Der Berufungswerber hat in seinem Antrag auf Arbeitnehmerveranlagung für das Jahr 2000 wohl den Alleinverdienerabsetzbetrag beantragt, die Höhe der Einkünfte seiner Gattin in diesem Jahr aber nicht beziffert. Nach dem Einkommensteuerbescheid für das Kalenderjahr 2000 seiner Gattin vom 20. April 2001 betrug der Gesamtbetrag der Einkünfte S 43.143,--. Erst im Zuge der Bearbeitung der am 20.12.2002 beim Finanzamt eingereichten Erklärung zur Durchführung der Arbeitnehmerveranlagung 2001 erhielt das Finanzamt Kenntnis, dass die Gattin des Berufungswerbers im Kalenderjahr 2000 auch eine Abfertigung in Höhe von S 31.000,-- bezogen hat. Damit waren die Voraussetzungen für die Zuerkennung des Alleinverdienerabsetzbetrages im Kalenderjahr 2000 nicht gegeben, weil die Einkünfte somit den Grenzbetrag von S 60.000,-- überstiegen haben.

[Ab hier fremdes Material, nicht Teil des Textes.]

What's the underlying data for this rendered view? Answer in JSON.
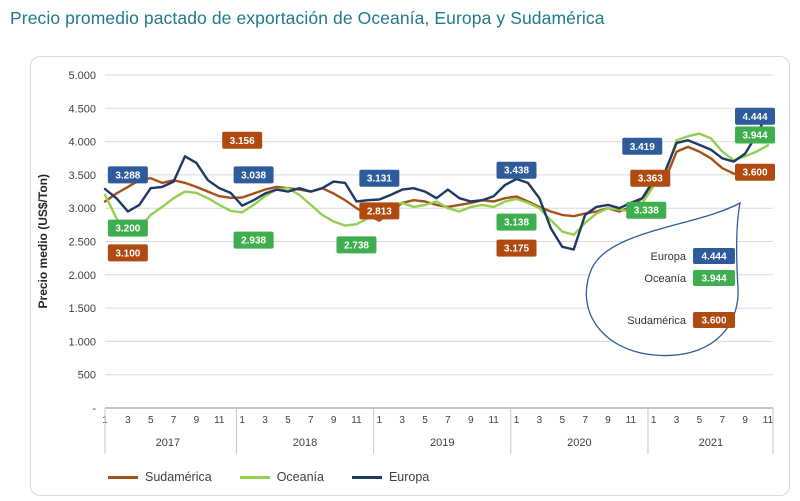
{
  "title": "Precio promedio pactado de exportación de Oceanía, Europa y Sudamérica",
  "chart_data": {
    "type": "line",
    "y_axis": {
      "label": "Precio medio (US$/Ton)",
      "ticks": [
        "5.000",
        "4.500",
        "4.000",
        "3.500",
        "3.000",
        "2.500",
        "2.000",
        "1.500",
        "1.000",
        "500",
        "-"
      ],
      "min": 0,
      "max": 5000,
      "step": 500
    },
    "x_axis": {
      "years": [
        "2017",
        "2018",
        "2019",
        "2020",
        "2021"
      ],
      "month_ticks": [
        1,
        3,
        5,
        7,
        9,
        11
      ],
      "months_per_year": [
        12,
        12,
        12,
        12,
        11
      ]
    },
    "series": [
      {
        "id": "sudamerica",
        "name": "Sudamérica",
        "color": "#A35219",
        "label_color": "#B04A11",
        "values": [
          3100,
          3220,
          3320,
          3420,
          3450,
          3380,
          3420,
          3380,
          3320,
          3250,
          3180,
          3156,
          3160,
          3220,
          3280,
          3320,
          3300,
          3280,
          3250,
          3300,
          3220,
          3120,
          3000,
          2900,
          2813,
          2950,
          3080,
          3120,
          3100,
          3050,
          3020,
          3050,
          3080,
          3120,
          3100,
          3150,
          3175,
          3100,
          3020,
          2950,
          2900,
          2880,
          2920,
          2950,
          3000,
          2950,
          3020,
          3150,
          3363,
          3420,
          3850,
          3920,
          3850,
          3750,
          3600,
          3520,
          3480,
          3520,
          3600
        ]
      },
      {
        "id": "oceania",
        "name": "Oceanía",
        "color": "#92D050",
        "label_color": "#3FAE4E",
        "values": [
          3200,
          2850,
          2620,
          2700,
          2900,
          3020,
          3150,
          3250,
          3230,
          3150,
          3050,
          2960,
          2938,
          3050,
          3180,
          3280,
          3300,
          3200,
          3050,
          2900,
          2800,
          2738,
          2760,
          2850,
          3000,
          3050,
          3080,
          3020,
          3050,
          3100,
          3000,
          2950,
          3020,
          3050,
          3020,
          3100,
          3138,
          3080,
          3000,
          2820,
          2650,
          2600,
          2780,
          2920,
          3000,
          2980,
          2950,
          3080,
          3338,
          3500,
          4020,
          4080,
          4120,
          4050,
          3850,
          3720,
          3780,
          3850,
          3944
        ]
      },
      {
        "id": "europa",
        "name": "Europa",
        "color": "#203864",
        "label_color": "#2E5C9A",
        "values": [
          3288,
          3150,
          2950,
          3050,
          3300,
          3320,
          3400,
          3780,
          3680,
          3420,
          3300,
          3230,
          3038,
          3120,
          3220,
          3280,
          3250,
          3300,
          3250,
          3300,
          3400,
          3380,
          3100,
          3120,
          3131,
          3200,
          3280,
          3300,
          3250,
          3150,
          3280,
          3150,
          3100,
          3120,
          3180,
          3350,
          3438,
          3380,
          3150,
          2700,
          2420,
          2380,
          2900,
          3020,
          3050,
          3000,
          3080,
          3150,
          3419,
          3550,
          3980,
          4020,
          3950,
          3880,
          3750,
          3700,
          3820,
          4100,
          4444
        ]
      }
    ],
    "callouts": [
      {
        "text": "3.288",
        "series": "europa",
        "xi": 2,
        "y": 3500
      },
      {
        "text": "3.200",
        "series": "oceania",
        "xi": 2,
        "y": 2700
      },
      {
        "text": "3.100",
        "series": "sudamerica",
        "xi": 2,
        "y": 2330
      },
      {
        "text": "3.156",
        "series": "sudamerica",
        "xi": 12,
        "y": 4020
      },
      {
        "text": "3.038",
        "series": "europa",
        "xi": 13,
        "y": 3500
      },
      {
        "text": "2.938",
        "series": "oceania",
        "xi": 13,
        "y": 2520
      },
      {
        "text": "2.738",
        "series": "oceania",
        "xi": 22,
        "y": 2450
      },
      {
        "text": "3.131",
        "series": "europa",
        "xi": 24,
        "y": 3450
      },
      {
        "text": "2.813",
        "series": "sudamerica",
        "xi": 24,
        "y": 2960
      },
      {
        "text": "3.438",
        "series": "europa",
        "xi": 36,
        "y": 3570
      },
      {
        "text": "3.138",
        "series": "oceania",
        "xi": 36,
        "y": 2790
      },
      {
        "text": "3.175",
        "series": "sudamerica",
        "xi": 36,
        "y": 2400
      },
      {
        "text": "3.419",
        "series": "europa",
        "xi": 47,
        "y": 3930
      },
      {
        "text": "3.363",
        "series": "sudamerica",
        "xi": 47,
        "y": 3450,
        "dx": 8
      },
      {
        "text": "3.338",
        "series": "oceania",
        "xi": 47,
        "y": 2970,
        "dx": 4
      },
      {
        "text": "4.444",
        "series": "europa",
        "xi": 58,
        "y": 4380,
        "dx": -13
      },
      {
        "text": "3.944",
        "series": "oceania",
        "xi": 58,
        "y": 4100,
        "dx": -13
      },
      {
        "text": "3.600",
        "series": "sudamerica",
        "xi": 58,
        "y": 3540,
        "dx": -13
      }
    ],
    "balloon": {
      "items": [
        {
          "label": "Europa",
          "value": "4.444",
          "series": "europa"
        },
        {
          "label": "Oceanía",
          "value": "3.944",
          "series": "oceania"
        },
        {
          "label": "Sudamérica",
          "value": "3.600",
          "series": "sudamerica"
        }
      ]
    }
  }
}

Bei dieser Sachlage waren die tatbestandsmäßigen Voraussetzungen für die gegenständliche Wiederaufnahme des Verfahrens hinsichtlich der Einkommensteuer für das Jahr 2000 erfüllt.

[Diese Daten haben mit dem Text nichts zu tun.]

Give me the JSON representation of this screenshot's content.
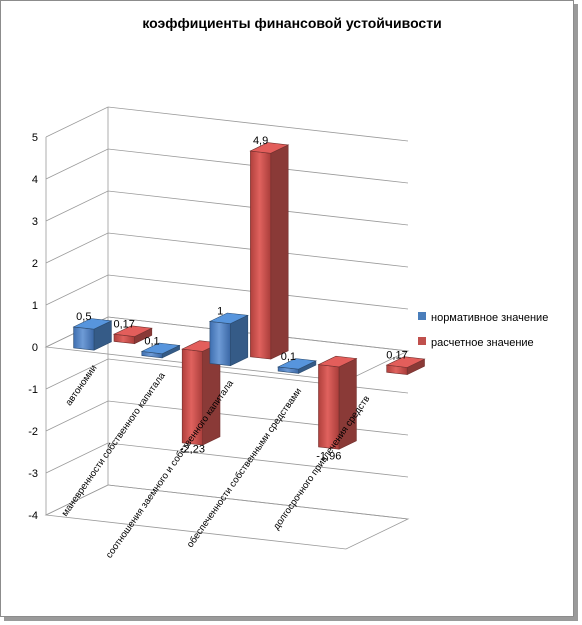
{
  "chart_data": {
    "type": "bar",
    "title": "коэффициенты финансовой устойчивости",
    "categories": [
      "автономии",
      "маневренности собственного капитала",
      "соотношения заемного и собственного капитала",
      "обеспеченности собственными средствами",
      "долгосрочного привлечения средств"
    ],
    "series": [
      {
        "name": "нормативное значение",
        "color": "#4a7ebb",
        "values": [
          0.5,
          0.1,
          1,
          0.1,
          null
        ],
        "labels": [
          "0,5",
          "0,1",
          "1",
          "0,1",
          ""
        ]
      },
      {
        "name": "расчетное значение",
        "color": "#c0504d",
        "values": [
          0.17,
          -2.23,
          4.9,
          -1.96,
          0.17
        ],
        "labels": [
          "0,17",
          "-2,23",
          "4,9",
          "-1,96",
          "0,17"
        ]
      }
    ],
    "ylim": [
      -4,
      5
    ],
    "yticks": [
      "-4",
      "-3",
      "-2",
      "-1",
      "0",
      "1",
      "2",
      "3",
      "4",
      "5"
    ],
    "grid": true,
    "legend_position": "right",
    "three_d": true
  }
}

Die Verfügung der Wiederaufnahme liegt im Ermessen der Abgabenbehörde. Von zentraler Bedeutung für die Ermessensübung ist die Berücksichtigung der Ermessen einräumenden Norm. Zweck des § 303 BAO ist, eine neuerliche Bescheiderlassung dann zu ermöglichen, wenn Umstände gewichtiger Art hervorkommen. Ziel ist ein insgesamt rechtmäßiges Ergebnis. Daher ist bei der Ermessensübung grundsätzlich dem Prinzip der Rechtsrichtigkeit (der Gleichmäßigkeit der Besteuerung) der Vorrang vor jenem der Rechtsbeständigkeit (Rechtskraft) zu geben. Dies gilt unabhängig davon, ob sich die Wiederaufnahme letztlich zu Gunsten oder Ungunsten der Partei auswirkt. Im vorliegenden Fall wird vom Berufungswerber nicht bestritten, dass ihm für das Jahr 2000 der Alleinverdienerabsetzbetrag nicht zustand, der Erstbescheid vom 12. Juli 2001 daher insoweit rechtswidrig war.

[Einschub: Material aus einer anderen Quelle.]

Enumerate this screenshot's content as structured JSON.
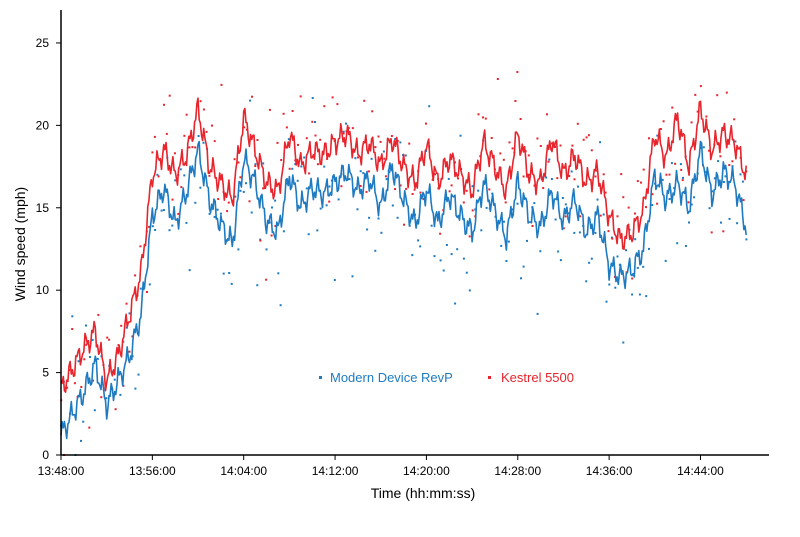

Ein weiteres Ermessenskriterium ist das Ausmaß der steuerlichen Auswirkung der Wiederaufnahme des Verfahrens, da die Verfügung einer amtswegigen Wiederaufnahme in der Regel nicht zweckmäßig wäre, wenn die steuerlichen Auswirkungen (absolut bzw. relativ) bloß geringfügig sind. Davon kann im gegenständlichen Fall aber angesichts der Höhe der Steuernachforderung von € 363,37 und der Gesamthöhe der Einkommensteuer nicht mehr ausgegangen werden. Laut Erstbescheid betrug die Einkommensteuer (vor Berücksichtigung der anrechenbaren Lohnsteuer) S 21.597,98, im neuen Einkommensteuerbescheid vom 8. Jänner 2003 beträgt diese nunmehr S 26.597,98.

Unter Berücksichtigung aller Umstände war daher die vom Finanzamt verfügte Wiederaufnahme des Verfahrens rechtmäßig und somit spruchgemäß zu entscheiden.